Welcome back to archery!! Most anything that they have at BP for what your wanting to spend is going to be a great bow. It's all going to boil down to what feels good to you. Bear, Diamond, Parker, Reflex, PSE, Browning are all good bows, and each one has it's own features about it that make them unique. All of them will kill deer with the right person behind them.


----------



## Dthbyhoyt (Dec 4, 2004)

:welcome: 2 ArcheryTalk


----------



## LJ256 (Jul 8, 2005)

Welcome to AT.. Try a bear or jennings


----------



## cbburke (Nov 26, 2007)

I like the Bear Truth ...


----------



## Idahoarcher (Dec 2, 2007)

Try a diamond
really you cant beat it for the price
maybe a triumph like mine or a Rock
Are you planning on new sights, rest, etc?


----------



## Thumpa (Dec 31, 2007)

yes on the new sights ,release, rest, stabilizer , etc... I may have to add some at a later date though(due to funds). any recommendations on which ones?
Thumpa


----------



## Thumpa (Dec 31, 2007)

how do you guys deal with broadheads with these fast bows?

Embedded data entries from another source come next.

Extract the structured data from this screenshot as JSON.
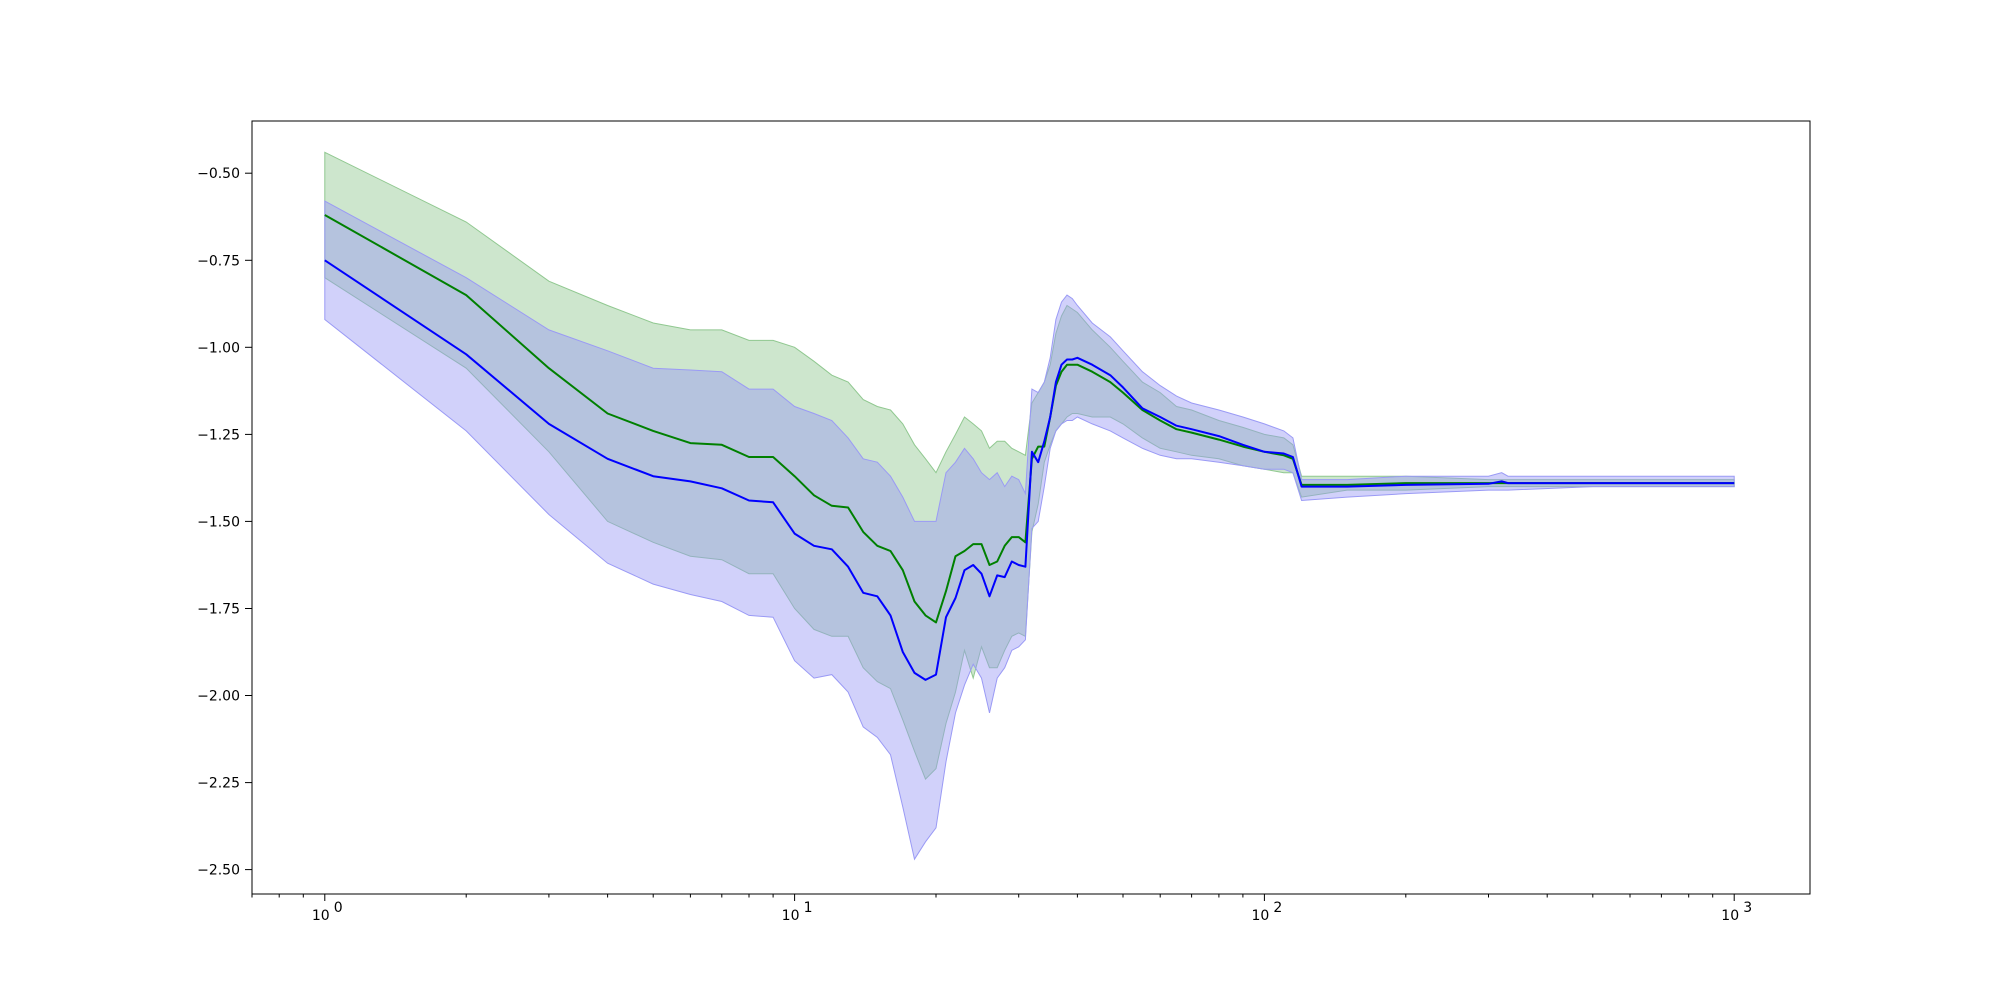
{
  "chart_data": {
    "type": "line",
    "title": "",
    "xlabel": "",
    "ylabel": "",
    "x_scale": "log",
    "xlim": [
      0.7,
      1450
    ],
    "ylim": [
      -2.57,
      -0.35
    ],
    "grid": false,
    "x_ticks": [
      {
        "value": 1,
        "base": "10",
        "exp": "0"
      },
      {
        "value": 10,
        "base": "10",
        "exp": "1"
      },
      {
        "value": 100,
        "base": "10",
        "exp": "2"
      },
      {
        "value": 1000,
        "base": "10",
        "exp": "3"
      }
    ],
    "y_ticks": [
      {
        "value": -0.5,
        "label": "−0.50"
      },
      {
        "value": -0.75,
        "label": "−0.75"
      },
      {
        "value": -1.0,
        "label": "−1.00"
      },
      {
        "value": -1.25,
        "label": "−1.25"
      },
      {
        "value": -1.5,
        "label": "−1.50"
      },
      {
        "value": -1.75,
        "label": "−1.75"
      },
      {
        "value": -2.0,
        "label": "−2.00"
      },
      {
        "value": -2.25,
        "label": "−2.25"
      },
      {
        "value": -2.5,
        "label": "−2.50"
      }
    ],
    "series": [
      {
        "color": "#008000",
        "band_color": "#90c890",
        "x": [
          1,
          2,
          3,
          4,
          5,
          6,
          7,
          8,
          9,
          10,
          11,
          12,
          13,
          14,
          15,
          16,
          17,
          18,
          19,
          20,
          21,
          22,
          23,
          24,
          25,
          26,
          27,
          28,
          29,
          30,
          31,
          32,
          33,
          34,
          35,
          36,
          37,
          38,
          39,
          40,
          43,
          47,
          50,
          55,
          60,
          65,
          70,
          80,
          90,
          100,
          110,
          115,
          120,
          150,
          200,
          300,
          500,
          1000
        ],
        "values": [
          -0.62,
          -0.85,
          -1.06,
          -1.19,
          -1.24,
          -1.275,
          -1.28,
          -1.315,
          -1.315,
          -1.37,
          -1.425,
          -1.455,
          -1.46,
          -1.53,
          -1.57,
          -1.585,
          -1.64,
          -1.73,
          -1.77,
          -1.79,
          -1.7,
          -1.6,
          -1.585,
          -1.565,
          -1.565,
          -1.625,
          -1.615,
          -1.57,
          -1.545,
          -1.545,
          -1.56,
          -1.32,
          -1.285,
          -1.285,
          -1.2,
          -1.11,
          -1.07,
          -1.05,
          -1.05,
          -1.05,
          -1.07,
          -1.1,
          -1.13,
          -1.18,
          -1.21,
          -1.235,
          -1.245,
          -1.265,
          -1.285,
          -1.3,
          -1.31,
          -1.32,
          -1.395,
          -1.395,
          -1.39,
          -1.39,
          -1.39,
          -1.39
        ],
        "lower": [
          -0.8,
          -1.06,
          -1.3,
          -1.5,
          -1.56,
          -1.6,
          -1.61,
          -1.65,
          -1.65,
          -1.75,
          -1.81,
          -1.83,
          -1.83,
          -1.92,
          -1.96,
          -1.98,
          -2.07,
          -2.16,
          -2.24,
          -2.21,
          -2.08,
          -1.99,
          -1.87,
          -1.95,
          -1.86,
          -1.92,
          -1.92,
          -1.87,
          -1.83,
          -1.82,
          -1.83,
          -1.53,
          -1.45,
          -1.33,
          -1.28,
          -1.24,
          -1.22,
          -1.2,
          -1.19,
          -1.19,
          -1.2,
          -1.2,
          -1.22,
          -1.26,
          -1.29,
          -1.3,
          -1.31,
          -1.32,
          -1.34,
          -1.35,
          -1.36,
          -1.36,
          -1.43,
          -1.41,
          -1.41,
          -1.4,
          -1.4,
          -1.4
        ],
        "upper": [
          -0.44,
          -0.64,
          -0.81,
          -0.88,
          -0.93,
          -0.95,
          -0.95,
          -0.98,
          -0.98,
          -1.0,
          -1.04,
          -1.08,
          -1.1,
          -1.15,
          -1.17,
          -1.18,
          -1.22,
          -1.28,
          -1.32,
          -1.36,
          -1.3,
          -1.25,
          -1.2,
          -1.22,
          -1.24,
          -1.29,
          -1.27,
          -1.27,
          -1.29,
          -1.3,
          -1.31,
          -1.16,
          -1.13,
          -1.1,
          -1.05,
          -0.96,
          -0.91,
          -0.88,
          -0.89,
          -0.9,
          -0.95,
          -1.0,
          -1.04,
          -1.1,
          -1.13,
          -1.17,
          -1.18,
          -1.21,
          -1.23,
          -1.25,
          -1.26,
          -1.28,
          -1.37,
          -1.37,
          -1.37,
          -1.38,
          -1.38,
          -1.38
        ]
      },
      {
        "color": "#0000ff",
        "band_color": "#9a9af5",
        "x": [
          1,
          2,
          3,
          4,
          5,
          6,
          7,
          8,
          9,
          10,
          11,
          12,
          13,
          14,
          15,
          16,
          17,
          18,
          19,
          20,
          21,
          22,
          23,
          24,
          25,
          26,
          27,
          28,
          29,
          30,
          31,
          32,
          33,
          34,
          35,
          36,
          37,
          38,
          39,
          40,
          43,
          47,
          50,
          55,
          60,
          65,
          70,
          80,
          90,
          100,
          110,
          115,
          120,
          150,
          200,
          300,
          320,
          330,
          500,
          1000
        ],
        "values": [
          -0.75,
          -1.02,
          -1.22,
          -1.32,
          -1.37,
          -1.385,
          -1.405,
          -1.44,
          -1.445,
          -1.535,
          -1.57,
          -1.58,
          -1.63,
          -1.705,
          -1.715,
          -1.77,
          -1.875,
          -1.935,
          -1.955,
          -1.94,
          -1.775,
          -1.72,
          -1.64,
          -1.625,
          -1.65,
          -1.715,
          -1.655,
          -1.66,
          -1.615,
          -1.625,
          -1.63,
          -1.3,
          -1.33,
          -1.27,
          -1.2,
          -1.1,
          -1.05,
          -1.035,
          -1.035,
          -1.03,
          -1.05,
          -1.08,
          -1.115,
          -1.175,
          -1.2,
          -1.225,
          -1.235,
          -1.255,
          -1.28,
          -1.3,
          -1.305,
          -1.315,
          -1.4,
          -1.4,
          -1.395,
          -1.392,
          -1.385,
          -1.39,
          -1.39,
          -1.39
        ],
        "lower": [
          -0.92,
          -1.24,
          -1.48,
          -1.62,
          -1.68,
          -1.71,
          -1.73,
          -1.77,
          -1.775,
          -1.9,
          -1.95,
          -1.94,
          -1.99,
          -2.09,
          -2.12,
          -2.17,
          -2.32,
          -2.47,
          -2.42,
          -2.38,
          -2.19,
          -2.05,
          -1.97,
          -1.91,
          -1.95,
          -2.05,
          -1.95,
          -1.92,
          -1.87,
          -1.86,
          -1.84,
          -1.52,
          -1.5,
          -1.4,
          -1.29,
          -1.24,
          -1.22,
          -1.21,
          -1.21,
          -1.2,
          -1.22,
          -1.24,
          -1.26,
          -1.29,
          -1.31,
          -1.32,
          -1.32,
          -1.33,
          -1.34,
          -1.35,
          -1.35,
          -1.36,
          -1.44,
          -1.43,
          -1.42,
          -1.41,
          -1.41,
          -1.41,
          -1.4,
          -1.4
        ],
        "upper": [
          -0.58,
          -0.8,
          -0.95,
          -1.01,
          -1.06,
          -1.065,
          -1.07,
          -1.12,
          -1.12,
          -1.17,
          -1.19,
          -1.21,
          -1.26,
          -1.32,
          -1.33,
          -1.37,
          -1.43,
          -1.5,
          -1.5,
          -1.5,
          -1.36,
          -1.33,
          -1.29,
          -1.32,
          -1.36,
          -1.38,
          -1.36,
          -1.4,
          -1.37,
          -1.38,
          -1.42,
          -1.12,
          -1.13,
          -1.1,
          -1.03,
          -0.92,
          -0.87,
          -0.85,
          -0.86,
          -0.88,
          -0.93,
          -0.97,
          -1.01,
          -1.07,
          -1.11,
          -1.14,
          -1.16,
          -1.18,
          -1.2,
          -1.22,
          -1.24,
          -1.26,
          -1.38,
          -1.38,
          -1.37,
          -1.37,
          -1.36,
          -1.37,
          -1.37,
          -1.37
        ]
      }
    ]
  }
}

I keep reading that the break point for most broadheads is 275 - 280 fps then all hell breaks loose and accuracy is bad. this wasn't a problem with my old bows.

Thumpa


----------



## Thumpa (Dec 31, 2007)

*I bought my new bow*

I went to Bass Pro today, and went with the parker trailblazer xp. some had smoother draws, and some felt better in my hand... but... the trailblazer hit the bullseye more consistently and that is the main criteria for a hunting bow IMHO  :darkbeer: 

Thumpa


----------



## willrussellvill (Jan 28, 2007)

*congrats*

Thumpa,
Congrats on the purchase. I am sure you will feel it in a couple of days:smile:
Nothing like having a new bow, it is an exciting time. 
Will


----------